Category: Back Pain | Author: Stefano Sinicropi
You’ve probably heard that getting angry can cause your blood pressure to increase, but can other emotions cause harmful effects inside our bodies? Researchers at Northwestern University recently put that theory to the test.
For their study, researchers examined 20 years of data on married couples, controlling for factors such as age, exercise, smoking and dietary habits. They examined how husbands and wives responded during the first 15 minutes of a disagreement. Researchers were able to compare those reactions to future health problems to determine how the two were related.
“We looked at marital-conflict conversations that lasted just 15 minutes and could predict the development of health problems over 20 years for husbands based on the emotional behaviors that they showed during these 15 minutes,” said study lead author Claudia Haase, an assistant professor of human development and social policy at Northwestern University.
Arguments, Emotions and Your Back
After comparing the data, here is what researchers found:
- The link between emotions and health outcomes was most pronounced for husbands, although wives showed similar correlations to a lesser extent.

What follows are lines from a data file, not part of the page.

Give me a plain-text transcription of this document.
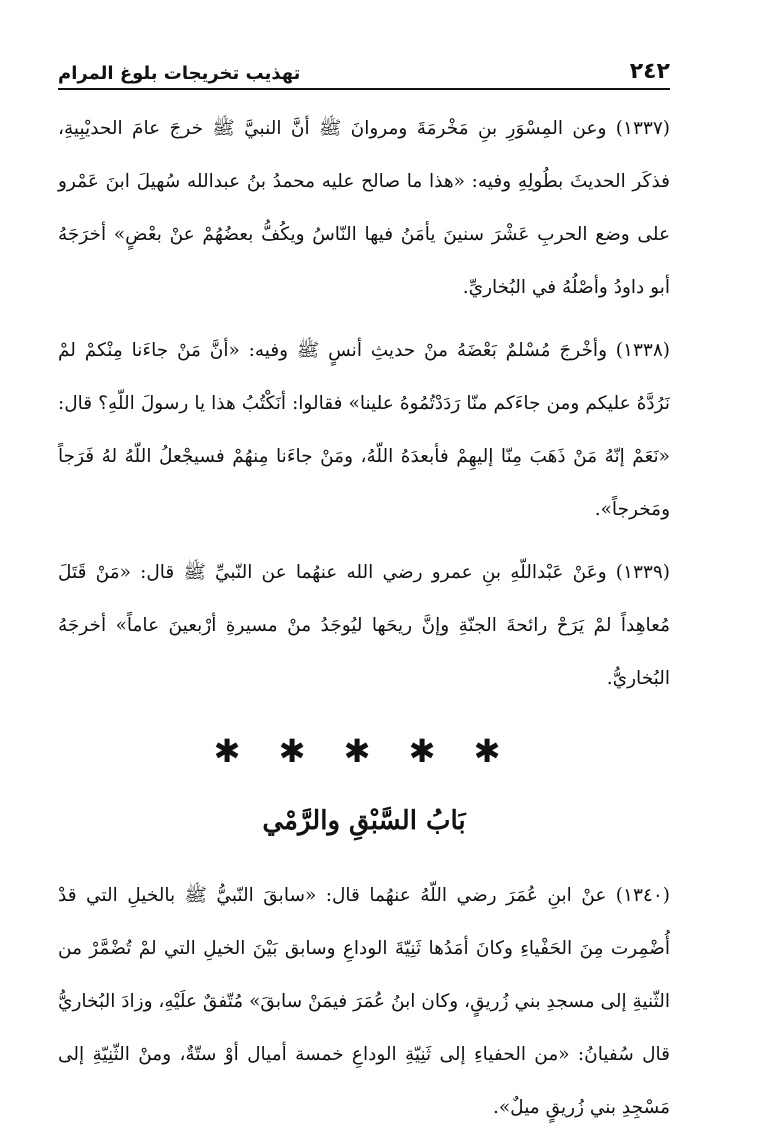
٢٤٢
تهذيب تخريجات بلوغ المرام

(١٣٣٧) وعن المِسْوَرِ بنِ مَخْرمَةَ ومروانَ ﷺ أنَّ النبيَّ ﷺ خرجَ عامَ الحديْبِيةِ، فذكَر الحديثَ بطُولِهِ وفيه: «هذا ما صالح عليه محمدُ بنُ عبدالله سُهيلَ ابنَ عَمْرو على وضع الحربِ عَشْرَ سنينَ يأمَنُ فيها النّاسُ ويكُفُّ بعضُهُمْ عنْ بعْضٍ» أخرَجَهُ أبو داودُ وأصْلُهُ في البُخاريِّ.

(١٣٣٨) وأخْرجَ مُسْلمٌ بَعْضَهُ منْ حديثِ أنسٍ ﷺ وفيه: «أنَّ مَنْ جاءَنا مِنْكمْ لمْ نَرُدَّهُ عليكم ومن جاءَكم منّا رَدَدْتُمُوهُ علينا» فقالوا: أنَكْتُبُ هذا يا رسولَ اللّهِ؟ قال: «نَعَمْ إنّهُ مَنْ ذَهَبَ مِنّا إليهِمْ فأبعدَهُ اللّهُ، ومَنْ جاءَنا مِنهُمْ فسيجْعلُ اللّهُ لهُ فَرَجاً ومَخرجاً».

(١٣٣٩) وعَنْ عَبْداللّهِ بنِ عمرو رضي الله عنهُما عن النّبيِّ ﷺ قال: «مَنْ قَتَلَ مُعاهِداً لمْ يَرَحْ رائحةَ الجنّةِ وإنَّ ريحَها ليُوجَدُ منْ مسيرةِ أرْبعينَ عاماً» أخرجَهُ البُخاريُّ.

✱ ✱ ✱ ✱ ✱
بَابُ السَّبْقِ والرَّمْي

(١٣٤٠) عنْ ابنِ عُمَرَ رضي اللّهُ عنهُما قال: «سابقَ النّبيُّ ﷺ بالخيلِ التي قدْ أُضْمِرت مِنَ الحَفْياءِ وكانَ أمَدُها ثَنِيّةَ الوداعِ وسابق بَيْنَ الخيلِ التي لمْ تُضْمَّرْ من الثّنيةِ إلى مسجدِ بني زُريقٍ، وكان ابنُ عُمَرَ فيمَنْ سابقَ» مُتّفقٌ علَيْهِ، وزادَ البُخاريُّ قال سُفيانُ: «من الحفياءِ إلى ثَنِيّةِ الوداعِ خمسة أميال أوْ ستّةٌ، ومنْ الثّنِيّةِ إلى مَسْجِدِ بني زُريقٍ ميلٌ».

- Spouses who “stonewalled” their partner, with actions like avoiding eye contact or barely speaking, were more likely to develop back pain, stiff necks or general spine soreness.
- Spouses who “flew off the handle more easily” were at a greater risk for developing chest pain, high blood pressure and heart issues over time.
- Emotions like fear and sadness did not correlate to any significant health conditions.
“For years, we’ve known that negative emotions are associated with negative health outcomes, but this study dug deeper to find that specific emotions are linked to specific health problems,” said UC Berkeley psychologist Robert Levenson, senior author of the study. “This is one of the many ways that our emotions provide a window for glimpsing important qualities of our future lives.”
The Researchers pointed out that the study is only correlative and does not show causal effect between negative emotional responses and a higher number of reported negative health issues. However, if you feel that you have frequent back pain, consult your spine specialist.